Medscape finds docs are a lot like their patients
Doctors give a lot of advice. But do they follow it? Medscape's third survey about doctors' habits shows that it all depends on who is wearing the lab coat.
As a run-up: WebMD Chief Medical Editor Michael Smith told MM&M in an interview about the survey that he takes a multivitamin, and Medscape Clinical Editor Laurie Scudder could not say either way—she's part of a clinical trial in which she may or may not be ingesting a supplement—but can get back to us in five years when she finds out.
Around 8%, or 30,000 doctors, given the chance to participate provided answers, and they represent a variety of specialties. Those with a bias against dermatologists as the “beautiful people” will not be discouraged: Medscape found that these doctors were the least overweight of the 26 specialties, are the second happiest (behind ophthalmologists); and are among the top two specialists who rank their personal health as excellent (almost neck and neck with the eye guys).
At the other end are general surgeons and family medical doctors. They are the most overweight of the bunch (followed by gastroenterologists and critical care specialists) and are in the lower half of doctors who said they were happy, though like their dermatological peers, said they were happier at home than at work.

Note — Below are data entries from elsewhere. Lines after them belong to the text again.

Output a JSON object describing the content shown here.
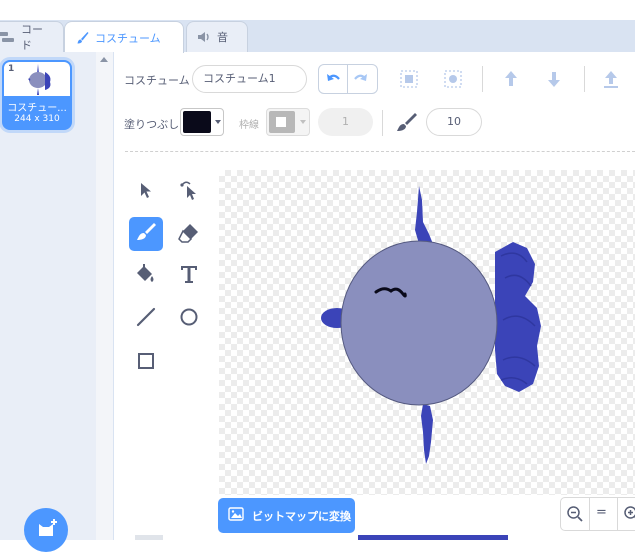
{
  "tabs": [
    {
      "label": "コード",
      "icon": "code-blocks-icon"
    },
    {
      "label": "コスチューム",
      "icon": "paintbrush-icon"
    },
    {
      "label": "音",
      "icon": "speaker-icon"
    }
  ],
  "costume_list": {
    "items": [
      {
        "number": "1",
        "name": "コスチュー...",
        "size": "244 x 310"
      }
    ]
  },
  "toolbar": {
    "costume_label": "コスチューム",
    "costume_name_value": "コスチューム1",
    "fill_label": "塗りつぶし",
    "fill_color": "#0a0a1a",
    "outline_label": "枠線",
    "outline_width_value": "1",
    "brush_size_value": "10"
  },
  "tools": [
    {
      "name": "select-tool",
      "icon": "arrow-select-icon",
      "active": false
    },
    {
      "name": "reshape-tool",
      "icon": "reshape-icon",
      "active": false
    },
    {
      "name": "brush-tool",
      "icon": "brush-icon",
      "active": true
    },
    {
      "name": "eraser-tool",
      "icon": "eraser-icon",
      "active": false
    },
    {
      "name": "fill-tool",
      "icon": "paint-bucket-icon",
      "active": false
    },
    {
      "name": "text-tool",
      "icon": "text-icon",
      "active": false
    },
    {
      "name": "line-tool",
      "icon": "line-icon",
      "active": false
    },
    {
      "name": "circle-tool",
      "icon": "circle-icon",
      "active": false
    },
    {
      "name": "rectangle-tool",
      "icon": "rectangle-icon",
      "active": false
    }
  ],
  "canvas": {
    "body_color": "#8a8fbe",
    "fin_color": "#3b44b8",
    "mouth_color": "#3b44b8"
  },
  "bottom": {
    "convert_label": "ビットマップに変換",
    "zoom_reset_label": "="
  },
  "colors": {
    "accent": "#4c97ff",
    "tab_bar": "#d9e3f2"
  }
}
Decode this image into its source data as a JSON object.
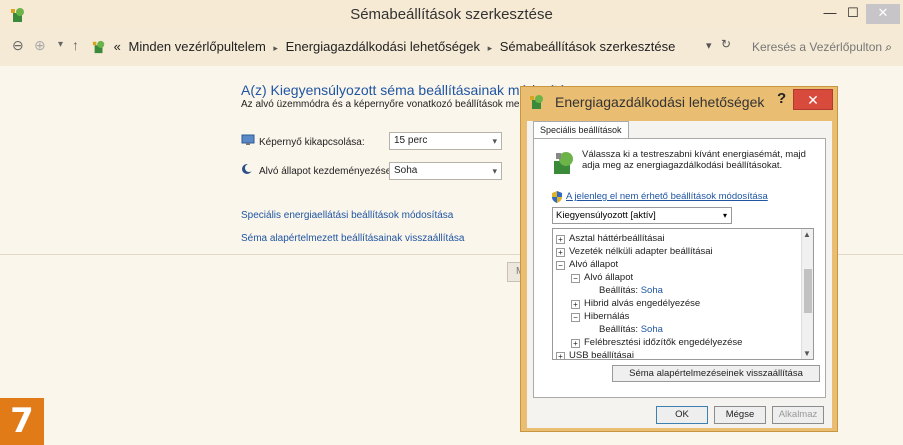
{
  "window": {
    "title": "Sémabeállítások szerkesztése",
    "controls": {
      "minimize": "—",
      "maximize": "☐",
      "close": "✕"
    }
  },
  "addressbar": {
    "back": "⊖",
    "forward": "⊕",
    "history": "▾",
    "up": "↑",
    "overflow": "«",
    "crumbs": [
      "Minden vezérlőpultelem",
      "Energiagazdálkodási lehetőségek",
      "Sémabeállítások szerkesztése"
    ],
    "separator": "▸",
    "dropdown": "▾",
    "refresh": "↻",
    "search_placeholder": "Keresés a Vezérlőpulton",
    "search_icon": "⌕"
  },
  "main": {
    "heading": "A(z) Kiegyensúlyozott séma beállításainak módosítása",
    "subtitle": "Az alvó üzemmódra és a képernyőre vonatkozó beállítások megadása.",
    "display_off_label": "Képernyő kikapcsolása:",
    "display_off_value": "15 perc",
    "sleep_label": "Alvó állapot kezdeményezése:",
    "sleep_value": "Soha",
    "advanced_link": "Speciális energiaellátási beállítások módosítása",
    "restore_link": "Séma alapértelmezett beállításainak visszaállítása",
    "hidden_button": "M"
  },
  "dialog": {
    "title": "Energiagazdálkodási lehetőségek",
    "help": "?",
    "close": "✕",
    "tab": "Speciális beállítások",
    "description": "Válassza ki a testreszabni kívánt energiasémát, majd adja meg az energiagazdálkodási beállításokat.",
    "unavailable_link": "A jelenleg el nem érhető beállítások módosítása",
    "plan": "Kiegyensúlyozott [aktív]",
    "tree": [
      {
        "exp": "+",
        "label": "Asztal háttérbeállításai",
        "value": ""
      },
      {
        "exp": "+",
        "label": "Vezeték nélküli adapter beállításai",
        "value": ""
      },
      {
        "exp": "−",
        "label": "Alvó állapot",
        "value": ""
      },
      {
        "exp": "−",
        "label": "Alvó állapot",
        "value": ""
      },
      {
        "exp": "",
        "label": "Beállítás:",
        "value": "Soha"
      },
      {
        "exp": "+",
        "label": "Hibrid alvás engedélyezése",
        "value": ""
      },
      {
        "exp": "−",
        "label": "Hibernálás",
        "value": ""
      },
      {
        "exp": "",
        "label": "Beállítás:",
        "value": "Soha"
      },
      {
        "exp": "+",
        "label": "Felébresztési időzítők engedélyezése",
        "value": ""
      },
      {
        "exp": "+",
        "label": "USB beállításai",
        "value": ""
      }
    ],
    "restore_button": "Séma alapértelmezéseinek visszaállítása",
    "ok": "OK",
    "cancel": "Mégse",
    "apply": "Alkalmaz"
  },
  "badge": "7",
  "colors": {
    "accent": "#1f55a3",
    "badge": "#e07b18",
    "dialog_frame": "#e9bd72",
    "close_red": "#d84b3c"
  }
}
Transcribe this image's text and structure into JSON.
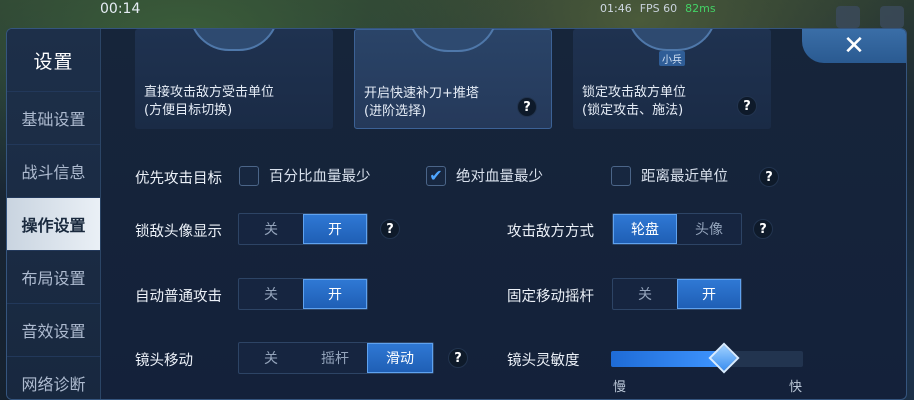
{
  "hud": {
    "time_left": "00:14",
    "time_right": "01:46",
    "fps": "FPS 60",
    "ping": "82ms"
  },
  "sidebar": {
    "title": "设置",
    "items": [
      {
        "label": "基础设置",
        "active": false
      },
      {
        "label": "战斗信息",
        "active": false
      },
      {
        "label": "操作设置",
        "active": true
      },
      {
        "label": "布局设置",
        "active": false
      },
      {
        "label": "音效设置",
        "active": false
      },
      {
        "label": "网络诊断",
        "active": false
      }
    ]
  },
  "close": {
    "glyph": "✕"
  },
  "cards": [
    {
      "line1": "直接攻击敌方受击单位",
      "line2": "(方便目标切换)",
      "selected": false,
      "thumb_label": ""
    },
    {
      "line1": "开启快速补刀+推塔",
      "line2": "(进阶选择)",
      "selected": true,
      "thumb_label": ""
    },
    {
      "line1": "锁定攻击敌方单位",
      "line2": "(锁定攻击、施法)",
      "selected": false,
      "thumb_label": "小兵"
    }
  ],
  "priority": {
    "label": "优先攻击目标",
    "options": [
      {
        "label": "百分比血量最少",
        "checked": false
      },
      {
        "label": "绝对血量最少",
        "checked": true
      },
      {
        "label": "距离最近单位",
        "checked": false
      }
    ]
  },
  "lock_avatar": {
    "label": "锁敌头像显示",
    "off": "关",
    "on": "开",
    "value": "开"
  },
  "attack_mode": {
    "label": "攻击敌方方式",
    "opt1": "轮盘",
    "opt2": "头像",
    "value": "轮盘"
  },
  "auto_attack": {
    "label": "自动普通攻击",
    "off": "关",
    "on": "开",
    "value": "开"
  },
  "fixed_joystick": {
    "label": "固定移动摇杆",
    "off": "关",
    "on": "开",
    "value": "开"
  },
  "camera_move": {
    "label": "镜头移动",
    "opt1": "关",
    "opt2": "摇杆",
    "opt3": "滑动",
    "value": "滑动"
  },
  "camera_sensitivity": {
    "label": "镜头灵敏度",
    "min_label": "慢",
    "max_label": "快",
    "value": 0.59
  },
  "help_glyph": "?"
}
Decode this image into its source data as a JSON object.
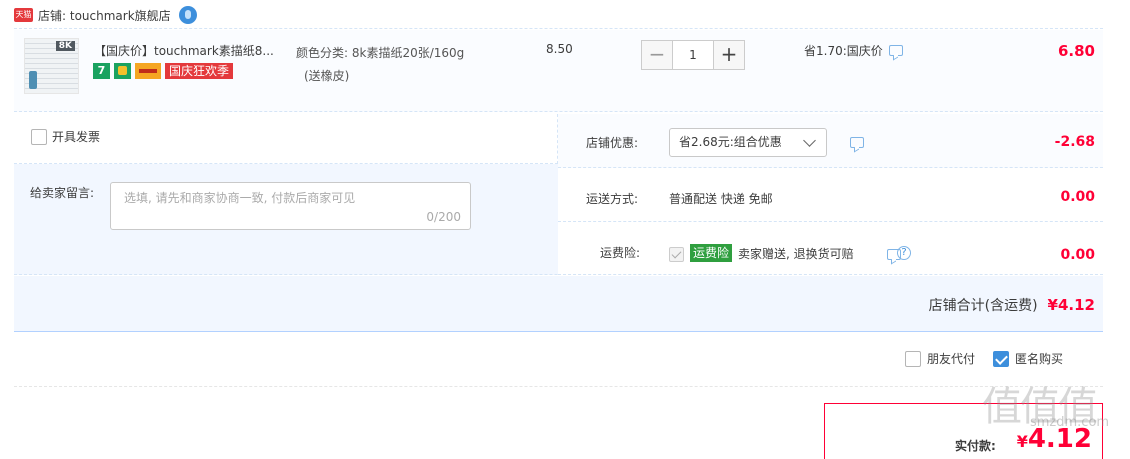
{
  "shop": {
    "logo_text": "天猫",
    "name": "店铺: touchmark旗舰店",
    "wangwang_icon": "wangwang-chat-icon"
  },
  "item": {
    "title": "【国庆价】touchmark素描纸8...",
    "thumb_label": "8K",
    "badge_seven": "7",
    "promo_tag": "国庆狂欢季",
    "sku_line1": "颜色分类: 8k素描纸20张/160g",
    "sku_line2": "(送橡皮)",
    "unit_price": "8.50",
    "qty_minus": "−",
    "qty_value": "1",
    "qty_plus": "+",
    "discount_note": "省1.70:国庆价",
    "total": "6.80"
  },
  "options": {
    "invoice_label": "开具发票",
    "message_label": "给卖家留言:",
    "message_placeholder": "选填, 请先和商家协商一致, 付款后商家可见",
    "message_count": "0/200",
    "coupon_label": "店铺优惠:",
    "coupon_value": "省2.68元:组合优惠",
    "coupon_amount": "-2.68",
    "shipping_label": "运送方式:",
    "shipping_value": "普通配送 快递 免邮",
    "shipping_amount": "0.00",
    "insurance_label": "运费险:",
    "insurance_tag": "运费险",
    "insurance_text": "卖家赠送, 退换货可赔",
    "insurance_amount": "0.00"
  },
  "summary": {
    "shop_total_label": "店铺合计(含运费)",
    "shop_total_value": "¥4.12"
  },
  "bottom": {
    "friend_pay_label": "朋友代付",
    "anonymous_label": "匿名购买",
    "anonymous_checked": true,
    "pay_label": "实付款:",
    "pay_currency": "¥",
    "pay_value": "4.12"
  },
  "watermark": {
    "text": "值值值",
    "url": "smzdm.com"
  },
  "colors": {
    "price_red": "#ff0036",
    "brand_blue": "#3d8fdc",
    "panel_bg": "#f2f7ff"
  }
}
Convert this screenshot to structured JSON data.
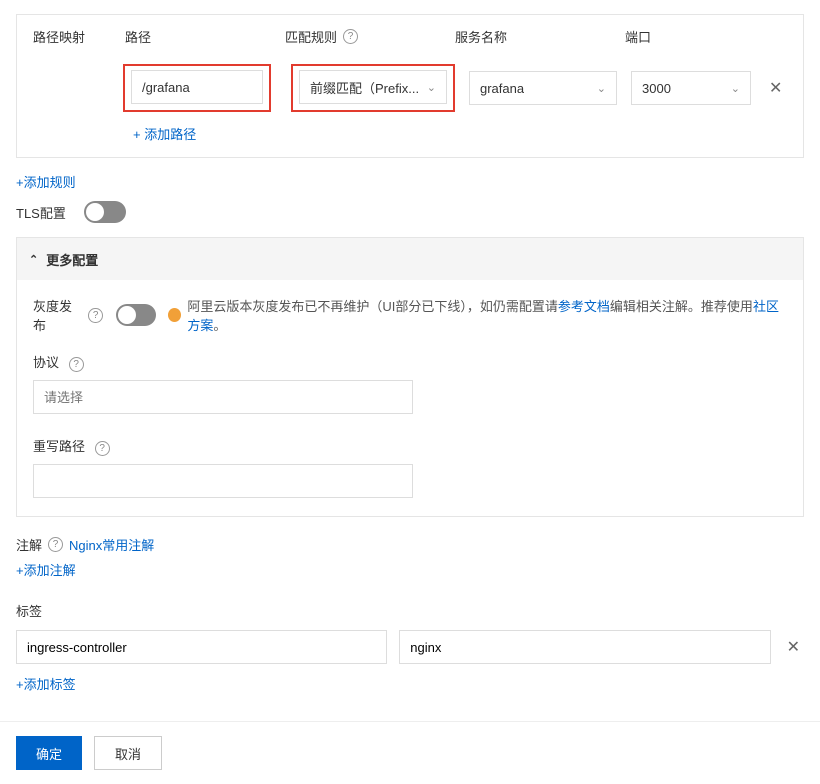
{
  "headers": {
    "mapping": "路径映射",
    "path": "路径",
    "rule": "匹配规则",
    "service": "服务名称",
    "port": "端口"
  },
  "path_row": {
    "path_value": "/grafana",
    "rule_value": "前缀匹配（Prefix...",
    "service_value": "grafana",
    "port_value": "3000"
  },
  "add_path": "+  添加路径",
  "add_rule": "+添加规则",
  "tls_label": "TLS配置",
  "more": {
    "header": "更多配置"
  },
  "gray": {
    "label": "灰度发布",
    "warn_prefix": "阿里云版本灰度发布已不再维护（UI部分已下线），如仍需配置请",
    "doc_link": "参考文档",
    "warn_mid": "编辑相关注解。推荐使用",
    "community_link": "社区方案",
    "suffix": "。"
  },
  "protocol": {
    "label": "协议",
    "placeholder": "请选择"
  },
  "rewrite": {
    "label": "重写路径"
  },
  "annotate": {
    "label": "注解",
    "link": "Nginx常用注解",
    "add": "+添加注解"
  },
  "tags": {
    "label": "标签",
    "key": "ingress-controller",
    "value": "nginx",
    "add": "+添加标签"
  },
  "footer": {
    "ok": "确定",
    "cancel": "取消"
  }
}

Within these poles, however, are some commonalties. The majority of overweight or obese doctors cleaved to the classic American diet, whereas underweight or normal weight professionals generally huddled more around diets like those recommended by the American Heart Association or the Mediterranean diet, and those who were heavier generally ate out more regularly than their under- or normal- weight peers.
What this means in the context of matching up doctors and patients: 34% of the surveyed doctors were overweight, and 35% of the US population is obese, but only 16% of the doctors said they were following a weight-loss diet.
In terms of personal health regimens, doctors popped vitamins just like everyone else, though women were higher users of complementary medicine than men, a category that includes supplements, massage and acupuncture among others. Normal and underweight doctors were the majority of professionals who exercised twice a week, while the obese and overweight...were less so, but were trying: 57% of overweight physicians said they exercised twice a week and 38% of obese physicians said they exercised twice a week.
WebMD's Smith said the results may make an impression beyond a clinician's office.
“I think one of the things that was the most striking to me, people sometimes like to put physicians up on a pedestal. I think what this lifestyle report really shows us is that doctors are people too,” he said, and noted that it's also proof that knowledge is not what keeps people from following through on “good behaviors.”
Medscape's Scudder said the use of alternative or complementary treatments also shows professionals are acting like their patients, and said the data indicated doctors were using complementary medicine for pain, which adds another layer to the report's insight. “I think it probably speaks to a broader issue of deficiencies in pain management...people are looking for relief.”